THE CMR WEB RESOURCE
The CMR comparative database contains complete, public bacterial and archaeal genomes, with a web interface that allows for a wide variety of data retrievals pertaining to inter- and intragenomic relationships for comparative genomics, genome diversity and evolutionary studies. Retrievals can be based on a number of different properties, including molecular weight, hydrophobicity, GC-content, functional role assignments and taxonomy. The CMR interface is designed to make it easy for users to create complex database queries using menu-driven web pages. The CMR has special web-based tools to allow analysis using pre-computed homology searches (i.e. All versus All searches generated using BLASTP), whole genome dot-plots, batch downloading and searches across genomes using a variety of data types.
CMR data model
The Omniome is the production database underlying the CMR, and it holds all of the annotation for each of the CMR genomes, including DNA sequences, proteins, RNA genes and many other features. Associated with each of these DNA features in the Omniome are the coordinates, nucleotide and protein sequences (where appropriate), and the DNA molecule and organism with which the feature is associated. Also available are evidence types associated with annotation such as HMMs (TIGRFAMs and Pfams), BLAST, InterPro (14), NCBI COG (15) and PROSITE (16), individual gene attributes and identifiers from other centers such as GenBank and Swiss-Prot/UniProt (17), manually curated information on each genome and the precomputed All versus All searches.
The CMR tools
New users can learn about the functionality and navigation of the CMR website by utilizing the CMR user manual, Frequently Asked Questions and an on-line tutorial, all available off of the CMR home page. In addition, each page on the CMR provides detailed descriptions on the content and usage of the tool under an information icon ‘i’. Over 50 different tools are available on the CMR, broken into seven major categories:
Searches: Searches allow users to find genes, genomes, sequences, or text from data stored in the CMR. Searches to find genes based on annotation (i.e. locus identifier, functional name, gene symbol), alternate accessions (i.e. GenBank, SwissProt), and evidence or role categories (i.e. EC numbers, GO terms, TIGRFAMs, Pfams, Interpro, Prosite, NCBI COGs and JCVI functional role categories) across all genomes in the CMR are available, as are BLAST searches against the CMR database, HMM sequence searches against TIGRFAMs and Pfams, protein motif searches, and the ability to retrieve nucleotide sequence or list of genes between two coordinates.

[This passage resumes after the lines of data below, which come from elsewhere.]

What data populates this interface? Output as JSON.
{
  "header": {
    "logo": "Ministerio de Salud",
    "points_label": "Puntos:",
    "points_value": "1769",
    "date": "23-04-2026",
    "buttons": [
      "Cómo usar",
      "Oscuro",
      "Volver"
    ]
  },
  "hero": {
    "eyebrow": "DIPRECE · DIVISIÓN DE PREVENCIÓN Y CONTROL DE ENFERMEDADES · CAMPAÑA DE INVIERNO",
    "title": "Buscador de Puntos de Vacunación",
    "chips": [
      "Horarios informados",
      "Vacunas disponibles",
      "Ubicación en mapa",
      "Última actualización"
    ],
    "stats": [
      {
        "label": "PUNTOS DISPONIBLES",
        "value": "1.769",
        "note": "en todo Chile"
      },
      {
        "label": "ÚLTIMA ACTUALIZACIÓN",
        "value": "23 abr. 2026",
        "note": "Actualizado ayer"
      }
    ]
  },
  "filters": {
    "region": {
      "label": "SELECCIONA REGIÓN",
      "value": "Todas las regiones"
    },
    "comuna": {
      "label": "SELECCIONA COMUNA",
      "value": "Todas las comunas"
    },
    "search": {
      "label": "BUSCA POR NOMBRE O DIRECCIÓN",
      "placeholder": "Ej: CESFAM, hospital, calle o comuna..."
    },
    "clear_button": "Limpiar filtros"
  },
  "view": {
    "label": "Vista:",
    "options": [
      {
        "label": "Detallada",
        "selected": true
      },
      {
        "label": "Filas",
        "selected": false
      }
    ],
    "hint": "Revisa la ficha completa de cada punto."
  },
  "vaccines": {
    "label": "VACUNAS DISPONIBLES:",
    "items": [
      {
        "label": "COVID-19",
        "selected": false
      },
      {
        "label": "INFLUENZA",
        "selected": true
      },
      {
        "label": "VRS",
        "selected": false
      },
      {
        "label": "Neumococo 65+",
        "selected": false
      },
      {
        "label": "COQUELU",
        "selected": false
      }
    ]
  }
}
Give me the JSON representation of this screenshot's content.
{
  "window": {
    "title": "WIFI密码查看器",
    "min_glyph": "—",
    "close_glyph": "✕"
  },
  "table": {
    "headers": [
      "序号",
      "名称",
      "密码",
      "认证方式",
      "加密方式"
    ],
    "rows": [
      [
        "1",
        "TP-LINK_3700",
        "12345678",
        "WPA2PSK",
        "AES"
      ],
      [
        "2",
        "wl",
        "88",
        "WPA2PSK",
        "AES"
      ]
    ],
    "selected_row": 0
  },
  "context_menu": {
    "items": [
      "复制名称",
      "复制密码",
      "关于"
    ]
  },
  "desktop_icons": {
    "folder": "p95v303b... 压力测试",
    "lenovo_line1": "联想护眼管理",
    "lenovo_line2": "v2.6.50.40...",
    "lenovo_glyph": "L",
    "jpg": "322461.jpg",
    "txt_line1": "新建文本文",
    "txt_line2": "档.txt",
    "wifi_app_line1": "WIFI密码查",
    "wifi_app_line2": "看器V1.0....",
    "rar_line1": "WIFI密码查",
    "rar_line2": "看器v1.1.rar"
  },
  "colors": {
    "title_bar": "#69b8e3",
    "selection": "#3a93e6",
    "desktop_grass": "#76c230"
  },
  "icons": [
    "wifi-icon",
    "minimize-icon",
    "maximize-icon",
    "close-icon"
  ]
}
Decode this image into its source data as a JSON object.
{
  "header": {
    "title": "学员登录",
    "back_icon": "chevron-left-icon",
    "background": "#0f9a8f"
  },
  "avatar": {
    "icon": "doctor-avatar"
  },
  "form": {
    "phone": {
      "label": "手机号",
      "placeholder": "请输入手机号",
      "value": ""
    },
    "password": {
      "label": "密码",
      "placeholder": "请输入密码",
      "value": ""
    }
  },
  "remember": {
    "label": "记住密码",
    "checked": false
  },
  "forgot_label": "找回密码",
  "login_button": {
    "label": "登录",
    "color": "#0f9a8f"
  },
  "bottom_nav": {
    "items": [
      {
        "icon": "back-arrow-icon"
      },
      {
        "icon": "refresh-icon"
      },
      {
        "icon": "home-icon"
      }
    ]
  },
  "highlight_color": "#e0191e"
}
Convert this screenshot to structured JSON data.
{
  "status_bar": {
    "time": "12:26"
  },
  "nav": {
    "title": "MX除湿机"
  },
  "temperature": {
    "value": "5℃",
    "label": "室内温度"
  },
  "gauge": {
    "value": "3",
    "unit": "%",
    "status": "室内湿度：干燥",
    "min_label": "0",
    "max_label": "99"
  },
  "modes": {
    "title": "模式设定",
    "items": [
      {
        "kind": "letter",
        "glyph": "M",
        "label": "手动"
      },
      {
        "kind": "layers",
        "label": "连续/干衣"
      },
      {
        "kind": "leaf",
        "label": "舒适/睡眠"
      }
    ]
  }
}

Genome tools: Genome level information (Figure 2, Genome Tools) includes graphical displays showing genes placed linearly on regions of the chromosome, or as a complete circle. Other pages give overviews of pathways and subsystems utilizing JCVI’s Genome Properties database (18) and KEGG biochemical pathway maps (19). Codon usage tables, GC plots, computer generated 2D gels, restriction digest tools, JCVI functional role category graphs, and tables summarizing information such as average gene size or numbers of coding regions are also available.
Comparative tools: Comparative tools include homolog analyses and genome alignment displays (Figure 2, Comparative Tools). For example, a whole genome alignment between two bacteria using MUMmer (20) can be seen in a dotplot showing all the genes that are homologous between any two genomes the user selects; schematically, one can see large-scale conserved synteny as well as inversions and translocations in this display. Other displays show protein homology across genomes on a whole genome scale, or focus on a particular region of the genome. The Multi-Genome Homology tool calculates and displays homologous proteins across a single reference genome and up to 15 comparison genomes, with a summary of all proteins unique to the reference and in common with the comparison genomes. The Region Comparison tool aligns the overall best matching regions from other genomes to a user selected reference region.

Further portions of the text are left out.